55 % des moins de 40 ans sont installé s en société contre 45 % pour les installés tardifs. Les jeunes installés ont une prédilection pour les groupements agricoles d’exploitation en commun (Gaec) et les exploitations agricoles à responsabilité limitée (Earl).
Avec 35,8 ha en moyenne contre 23,5 ha pour les installés tardifs. La superficie moyenne des jeunes installés a régulièrement augmenté jusqu’en 2008 pour atteindre 36,8 ha, cette surface n’a quasiment plus évolué et a même baissé en 2022.
39,2 % des installés sont pluriactifs
Être pluriactif se traduit par le fait d’exercer plusieurs activités, dont l’une au moins est agricole. Ce chiffre est en augmentation par rapport à celui de 2021 (36,3 %). Les cultures céréalières ou grandes cultures se démarquent avec un taux de pluriactivité de 60,6 %.
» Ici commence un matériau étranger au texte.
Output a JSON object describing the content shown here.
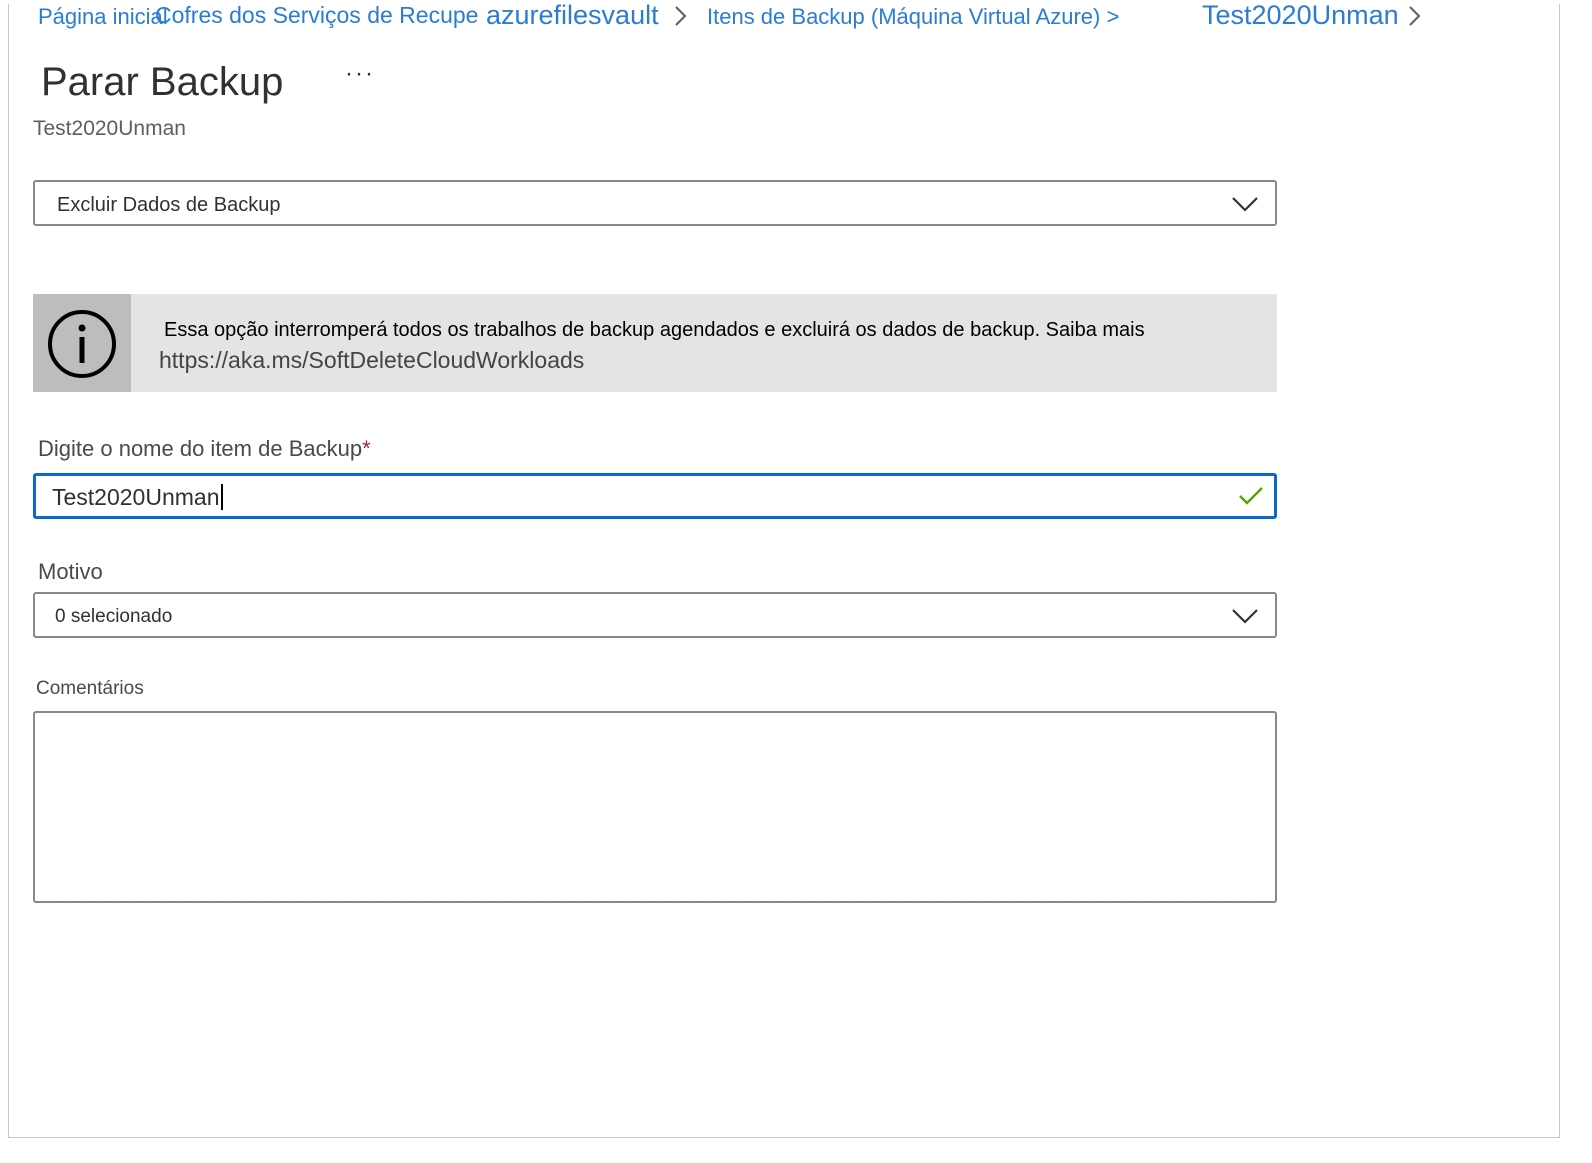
{
  "breadcrumb": {
    "home": "Página inicial",
    "vaults": "Cofres dos Serviços de Recupe",
    "vault": "azurefilesvault",
    "items": "Itens de Backup (Máquina Virtual Azure) >",
    "item": "Test2020Unman"
  },
  "header": {
    "title": "Parar Backup",
    "more": "···",
    "subtitle": "Test2020Unman"
  },
  "stop_option": {
    "selected": "Excluir Dados de Backup"
  },
  "info": {
    "message": "Essa opção interromperá todos os trabalhos de backup agendados e excluirá os dados de backup. Saiba mais",
    "link": "https://aka.ms/SoftDeleteCloudWorkloads"
  },
  "item_name": {
    "label": "Digite o nome do item de Backup",
    "required_mark": "*",
    "value": "Test2020Unman"
  },
  "reason": {
    "label": "Motivo",
    "selected": "0 selecionado"
  },
  "comments": {
    "label": "Comentários",
    "value": ""
  },
  "colors": {
    "link": "#2b7cd3",
    "focus_border": "#0b6ac9",
    "valid_check": "#57a300",
    "required": "#a4262c",
    "info_bg": "#e4e4e4"
  },
  "icons": [
    "chevron-right-icon",
    "chevron-down-icon",
    "info-icon",
    "checkmark-icon"
  ]
}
39,6 % des installés sont des femmes contre 39,4 % en 2021. Depuis quinze ans, parmi les jeunes installés, la part des femmes oscille entre 27 et 31 %. En 2020, elle franchit le seuil de 32 %, puis continue de s’accroître pour atteindre 32,9 % en 2022. À noter que ces dernières sont majoritaires dans trois secteurs d’activités : élevage de chevaux, entraînement, dressage, haras, clubs hippiques et autres élevages de gros animaux.
77 % des chefs d’exploitation installés en 2016 exe rcent encore
Le taux de maintien est extrêmement élevé pour les jeunes (85,6 %) et varie selon l’orientation économique. Pour l’élevage bovins-mixte, 94,9 % des jeunes installés en 2016 sont toujours exploitants agricoles en 2022. Viennent ensuite les éleveurs bovins-viande, les agriculteurs pratiquant la polyculture ou le polyélevage, les céréaliers, les éleveurs bovins lait et les éleveurs porcins.